Kärnfull Next Files Sweden's First SMR Approval Application in Valdemarsvik
Kärnfull Next filed the first application under Sweden's new nuclear approval law for a 4–6 reactor SMR campus in Valdemarsvik that could add 10–15 TWh/year to the southern grid.

Kärnfull Next has submitted an application to build a power plant based on small modular reactors in the municipality of Valdemarsvik in Östergötland county in southeastern Sweden, the first filed under the country's new Act on Government Approval of Nuclear Facilities. The submission is also the first application for a new nuclear facility on a new Swedish site in more than 50 years.
The application, submitted by project company ReFirm Målma AB, covers a planned SMR campus in Valdemarsvik and was formally delivered to Johan Britz, Minister for Employment and acting Minister for Climate and the Environment. The campus is initially planned to host between four and six small light water reactors, adding between 10 and 15 TWh of electricity generation per year.

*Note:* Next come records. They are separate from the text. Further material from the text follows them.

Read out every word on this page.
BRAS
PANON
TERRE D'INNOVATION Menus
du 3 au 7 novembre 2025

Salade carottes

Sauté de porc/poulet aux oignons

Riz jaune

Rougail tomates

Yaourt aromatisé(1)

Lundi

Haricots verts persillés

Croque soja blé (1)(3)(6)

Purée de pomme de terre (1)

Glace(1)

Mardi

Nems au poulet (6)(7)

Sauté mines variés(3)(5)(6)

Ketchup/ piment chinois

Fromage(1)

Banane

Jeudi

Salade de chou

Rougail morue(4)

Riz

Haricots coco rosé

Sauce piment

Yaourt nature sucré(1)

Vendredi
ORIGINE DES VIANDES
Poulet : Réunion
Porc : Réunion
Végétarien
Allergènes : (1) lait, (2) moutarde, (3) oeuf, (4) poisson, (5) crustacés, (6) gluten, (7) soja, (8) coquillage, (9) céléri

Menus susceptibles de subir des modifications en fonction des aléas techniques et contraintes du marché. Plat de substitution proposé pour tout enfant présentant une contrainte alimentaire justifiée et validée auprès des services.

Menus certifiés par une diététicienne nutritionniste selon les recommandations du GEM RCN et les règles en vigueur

"This is a clear step from concept to formal permitting," said Kärnfull Next CEO Christian Sjölander. The Valdemarsvik project would be part of Kärnfull Next's ReFirm South SMR programme, aiming to expand carbon-free and dispatchable energy production across southern Sweden. Sjölander added that Sweden needs new dispatchable, fossil-free power, particularly in the south, and that the application shows real projects are now moving forward.
Kärnfull Next announced it had secured land rights for the Valdemarsvik project in February 2025. The property includes areas that were identified as suitable for nuclear power in studies going back as far as the 1970s.
On March 9, 2026, Studsvik announced the acquisition of Kärnfull Next AB, expanding Studsvik's role from supporting the world's existing nuclear fleet into the development of new nuclear projects. Swedish nuclear technology company Studsvik agreed to acquire Kärnfull Next for €6.5 million (approximately $7.5 million). The transaction is expected to close during the second quarter of 2026. Studsvik called the Valdemarsvik submission "an exciting step toward establishing SMR parks in Sweden," noted Valdemarsvik as the first municipality in the process, and said both companies look forward to submitting further applications during the year. Under the acquisition agreement, the Kärnfull Next founders will join Studsvik's executive team, creating a vertically integrated offering spanning project development, vendor-neutral advisory, fuel and materials testing, mission-critical software, and waste management.

The new legislation introduces an early-stage government approval process designed to improve predictability and accelerate the deployment of new nuclear capacity. That process matters because it comes before the more expensive downstream steps: the government will review the request before it proceeds to Valdemarsvik municipality for approval, with further assessments by the Land and Environment Court and the Swedish Radiation Safety Authority to follow.
The policy backdrop has shifted decisively since 2022. Sweden's incoming centre-right coalition government adopted a positive stance towards nuclear energy in October 2022, and in November 2023 unveiled a roadmap envisaging the construction of new nuclear generating capacity equivalent to at least two large-scale reactors by 2035, with up to 10 large-scale reactors' worth of capacity, potentially including SMRs, coming online by 2045. The Swedish government has also introduced financing mechanisms worth SEK 220 billion (€20.6 billion) to support new nuclear development. In a separate regulatory track, Vattenfall subsidiary Videberg Kraft submitted the first application under Sweden's act on state aid for investments in new nuclear power in December 2025, a different statutory instrument from the government-approval law under which Kärnfull Next filed.
Kärnfull Next has been building toward this moment since 2022. In March 2022 the company signed a memorandum of understanding with GE Hitachi Nuclear Energy on the deployment of the BWRX-300 in Sweden. A feasibility study for siting SMRs at Studsvik's industrial site near Nyköping began in May 2023, with preliminary results suggesting the site has "favourable conditions" for hosting commercial SMRs. The company also signed a memorandum of understanding with South Korean construction firm Samsung C&T in December 2024 to advance the deployment of SMRs in Sweden. Kärnfull Next said it plans to submit additional applications for other ReFirm sites later this year.
A final investment decision is not expected before the late 2020s, assuming regulatory approvals proceed as planned. No specific reactor vendor has been confirmed for the Valdemarsvik campus; the company's technology-agnostic approach means that selection, alongside construction financing and grid connection for a site projected to add more annual output than Sweden's largest operating reactor, remains an open question as the permitting process formally begins.